ManageEngine, a division of Zoho Corporation, has announced the general availability of new identity risk exposure management and local user Multi-Factor Authentication (MFA) features for its converged identity and access management (IAM) platform, AD360. These updates are designed to help security teams detect privilege escalation risks and secure unmanaged local accounts, addressing common identity-based attack vectors.
Identity remains a primary attack vector for enterprises, with Verizon’s 2025 Data Breach Investigations Report indicating that credential abuse was the initial access vector in 22% of breaches. The report also highlighted widespread abuse of poorly managed local accounts and privilege paths across over 12,000 confirmed breaches.
Manikandan Thangaraj, vice president of ManageEngine, stated: “With this release, ManageEngine AD360 moves beyond traditional IAM by embedding identity threat defenses into core identity operations. By turning identity data into actionable security insights, we’re helping customers make IAM the first line of defense, not a check box.”
While many IAM tools focus on provisioning and policy enforcement, AD360 now includes risk exposure mapping through attack path analysis and local MFA enforcement.

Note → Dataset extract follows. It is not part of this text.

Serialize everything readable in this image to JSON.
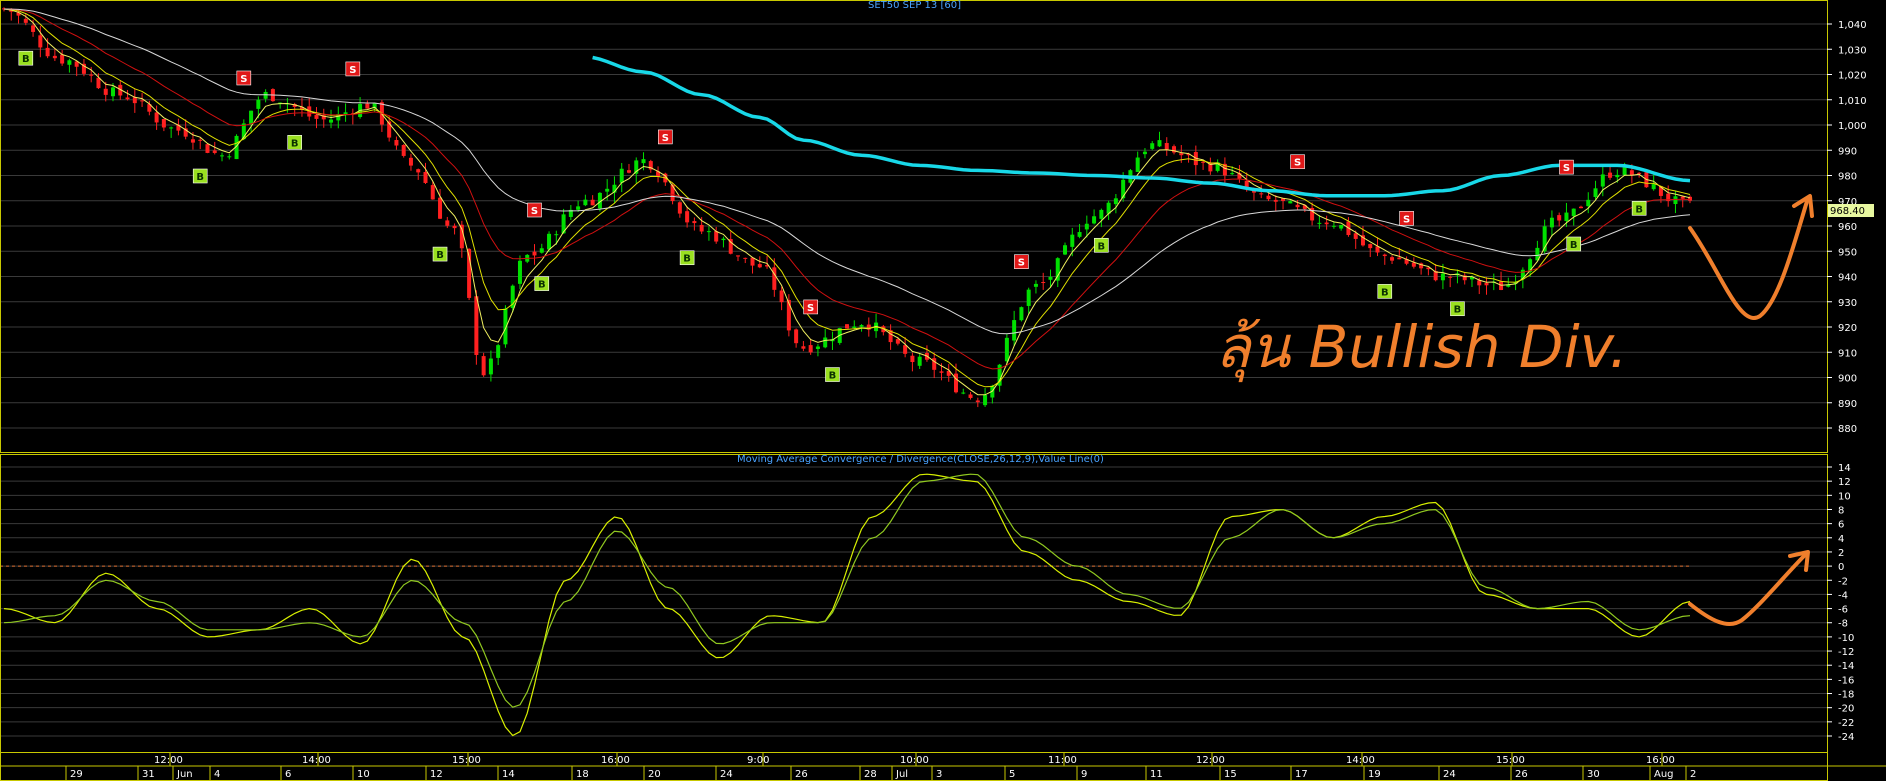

This aims to help enterprises close attack paths that often go undetected, marking a step in identity management’s evolution into an active security control.
Key new capabilities include:
- Identity risk exposure management: This feature uses graph-based analysis to map lateral movement and privilege escalation paths within Active Directory (AD). It automatically prioritizes risky configurations and suggests remediation steps. The system models AD objects as nodes and privilege inheritance as lines, revealing multi-step attack chains in real time with actionable suggestions for IT teams.
- Local user MFA: This capability extends adaptive MFA to local accounts on non-domain-joined servers, DMZ assets, and test environments, aiming to thwart credential stuffing and persistence techniques.
- ML-driven access recommendations: During provisioning and access review campaigns, machine learning analyzes permission patterns and suggests adjustments to implement least privilege access, helping prevent excessive entitlements.
Additionally, ManageEngine has enhanced AD360’s access certification module with expanded entitlements for comprehensive review coverage. The risk assessment capabilities now feature new indicators for improved identity risk monitoring across AD and Microsoft 365 environments. These enhancements are designed to streamline compliance reporting and strengthen access governance across the enterprise. The new capabilities support NIST SP 800-207 on Zero Trust architecture, align with PCI DSS Version 4.0 Requirement 8, and facilitate SOX, HIPAA, and GDPR controls.